I often like to describe ontologists as politically astute programmers - they are, in a very real sense, creating a language, and what is (and more importantly what is not) in a language has very real business (political) impacts upon different groups within any organization. 

#7. Modeling One Piece At a Time

This is one of the big areas where modeling and programming differ. Programmers like to work with discrete modules or functional blocks. This makes perfect sense - most programmers are reductionists - they like to break down complex problems into modules or components that can work independently of one another. 

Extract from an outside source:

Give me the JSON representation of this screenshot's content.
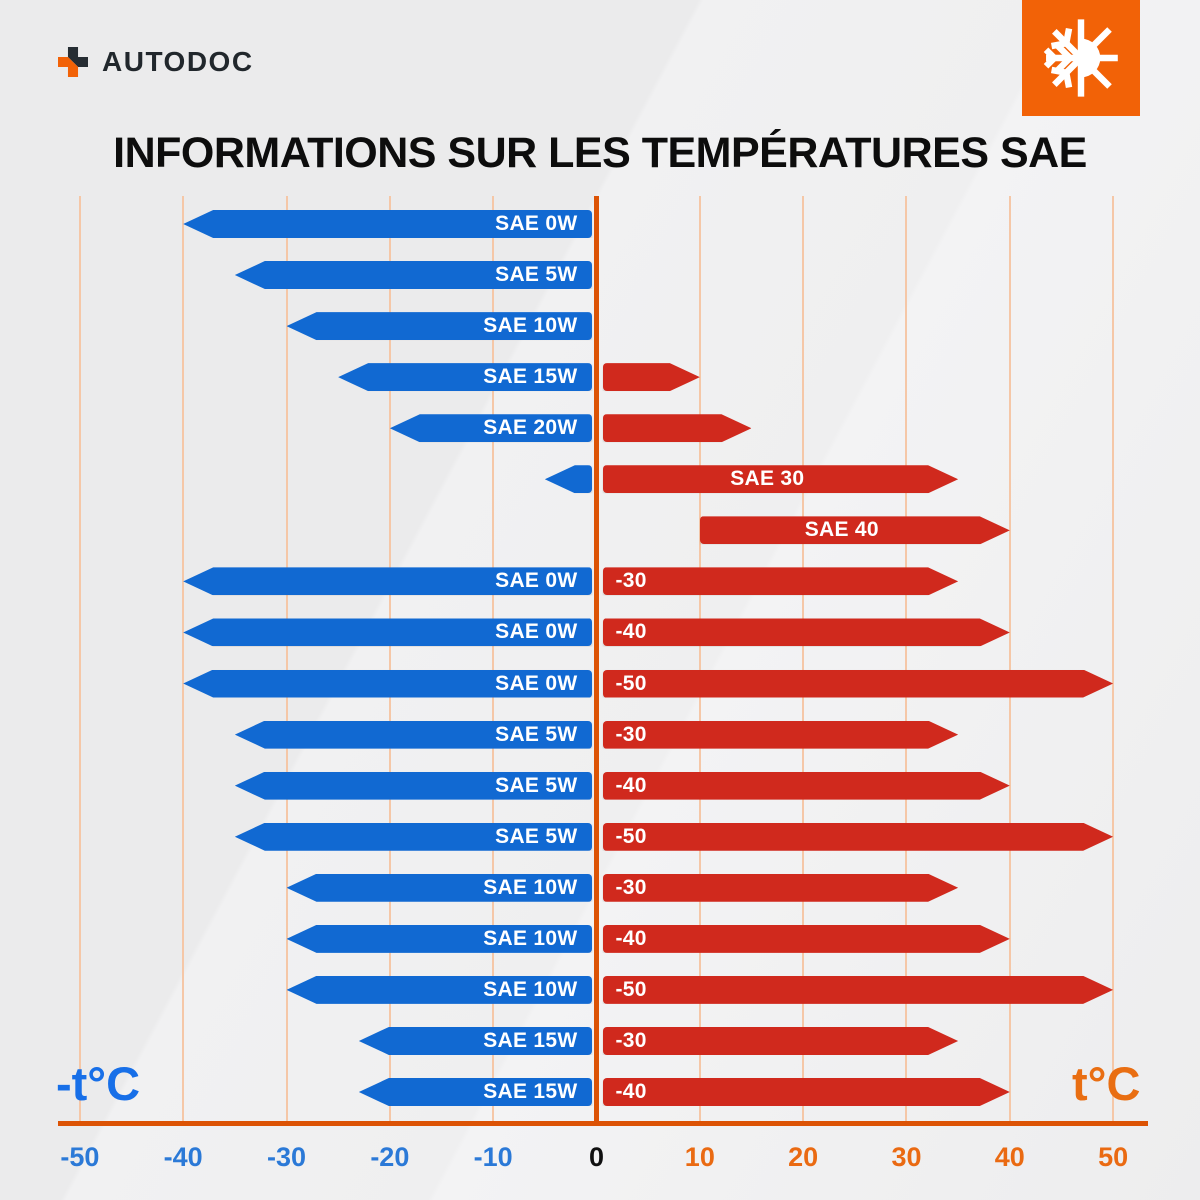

The problem with reductionism is that it tends to hide analogies that are often indicative of deep relationships. As an example, loading and saving a file is almost universally seen as being a basic action, and as such, is usually consigned to a specific library. However, in many applications, there are often times where there are structures within the files that represent common information, and as such should be part of a subclass of the core save function that says "When you save files of this type, you should create these data structures to make sure that other aspects of the program can retrieve the relevant information."

When a single person, or even a single team, is working on an application, this usually will get caught. When you have large, distributed sets of teams, each working on some aspect of this problem (which will usually be the case for enterprise data applications), this is no longer a given. 

Thus, one of the roles of the ontologist is to identify when and where there are common structures and intents, and to work with an architect (also a systems person) to make sure that the APIs for the applications reflect this. It means that processes of inheritance are understood, and at the same time that inheritance does not become too forced and a new kind of object be constructed instead. In that regard, an ontologist is a lot like a composer writing for an orchestra.While they will be writing the model out note by note, they have to at least have in the back of their minds the overall structure of the piece, or it will fail.

Summary

Data modeling and ontology work is not hard, but it is evolving. In the Entity Relationship era, ironically, the focus was on properties first, and only secondarily on relationships. As tables in databases are replaced by complex objects connected via semantics  modeling itself has had to become more adaptive as well, with the broader model shaping not only how data gets saved in a database but also large scale enterprises think about their information, about moving out of data silos, and building ontologies that are canonical for the whole organization, not just one database.

This in turn is reshaping the best practices of data modeling, and what may have been considered an inviolate rule about how models were created twenty years ago is increasingly considered obsolete, especially in the world of adaptive modeling.

Kurt Cagle is an information architect and principal evangelist for Avalon Consulting, LLC.